Between the Aptian source rock (yellow horizon on the foldout) and the overlying GDFTB lies a conformable section, within which we map a number of high amplitude channels running broadly NE to SW across the block. The amplitude anomalies in these channel systems map out over 30 to 90 square km in extent, and we suggest that these channels would be similar to those feeding sand into the Graff and La Rhona discoveries. Graff is reported to have complex trapping, including sub-GDFTB thrusting and mixed system interaction between slope channels and contourite drifts/current.  

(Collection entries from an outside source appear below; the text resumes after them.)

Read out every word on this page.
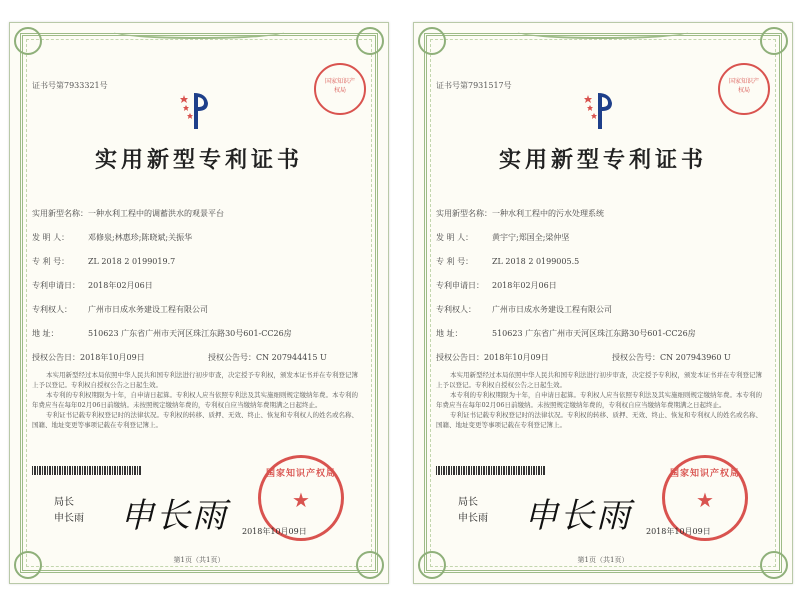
证书号第7933321号	国家知识产权局
实用新型专利证书
实用新型名称：一种水利工程中的调蓄洪水的观景平台
发 明 人： 邓修泉;林惠珍;陈晓斌;关振华
专 利 号： ZL 2018 2 0199019.7
专利申请日： 2018年02月06日
专利权人： 广州市日成水务建设工程有限公司
地 址：	510623 广东省广州市天河区珠江东路30号601-CC26房
授权公告日：2018年10月09日	授权公告号：CN 207944415 U

本实用新型经过本局依照中华人民共和国专利法进行初步审查，决定授予专利权，颁发本证书并在专利登记簿上予以登记。专利权自授权公告之日起生效。

本专利的专利权期限为十年，自申请日起算。专利权人应当依照专利法及其实施细则规定缴纳年费。本专利的年费应当在每年02月06日前缴纳。未按照规定缴纳年费的，专利权自应当缴纳年费期满之日起终止。

专利证书记载专利权登记时的法律状况。专利权的转移、质押、无效、终止、恢复和专利权人的姓名或名称、国籍、地址变更等事项记载在专利登记簿上。

局长
申长雨 申长雨
国家知识产权局
★
2018年10月09日
第1页（共1页）
证书号第7931517号	国家知识产权局
实用新型专利证书
实用新型名称：一种水利工程中的污水处理系统
发 明 人： 黄宇宁;郑国全;梁仲坚
专 利 号： ZL 2018 2 0199005.5
专利申请日： 2018年02月06日
专利权人： 广州市日成水务建设工程有限公司
地 址：	510623 广东省广州市天河区珠江东路30号601-CC26房
授权公告日：2018年10月09日	授权公告号：CN 207943960 U

本实用新型经过本局依照中华人民共和国专利法进行初步审查，决定授予专利权，颁发本证书并在专利登记簿上予以登记。专利权自授权公告之日起生效。

本专利的专利权期限为十年，自申请日起算。专利权人应当依照专利法及其实施细则规定缴纳年费。本专利的年费应当在每年02月06日前缴纳。未按照规定缴纳年费的，专利权自应当缴纳年费期满之日起终止。

专利证书记载专利权登记时的法律状况。专利权的转移、质押、无效、终止、恢复和专利权人的姓名或名称、国籍、地址变更等事项记载在专利登记簿上。

局长
申长雨 申长雨
国家知识产权局
★
2018年10月09日
第1页（共1页）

Some sub-GDFTB structuration is apparent on the data here, and contourite influence, in particular the ability to winnow turbidites to improve net/gross, would not be unwelcome. On this dataset these onlapping, counter-regional dipping traps are associated with very strong positive F-N*F attribute responses indicating the presence of hydrocarbons. Sitting as they do over Aptian source rock, buried sufficiently to be well in the oil generative window, these features look attractive already, and no doubt the diligent geoscience from the Rhino Resources team will find that they are even more irresistible in the near future. 

Bring on more data! 

These extraordinary results will soon be added to by another 20,000 square km more multi-client 3D being collected in the 2023-2024 season in this basin. These 3D’s across the basin will allow the industry to map, understand and make investment decisions with a knowledge of how the whole basin is working, and for once, being able to see all the cards in play rather than just the data in their own hands. 

That Rhino Resources took the first step to get new data to redefine the hydrocarbon story is a great credit to them, and together with spectacular seismic acquisition and processing from Shearwater has paved the way for the industry to explore this exciting play fairway. This makes the point; early multi-client seismic plays a key role in re-writing the futures exploration story.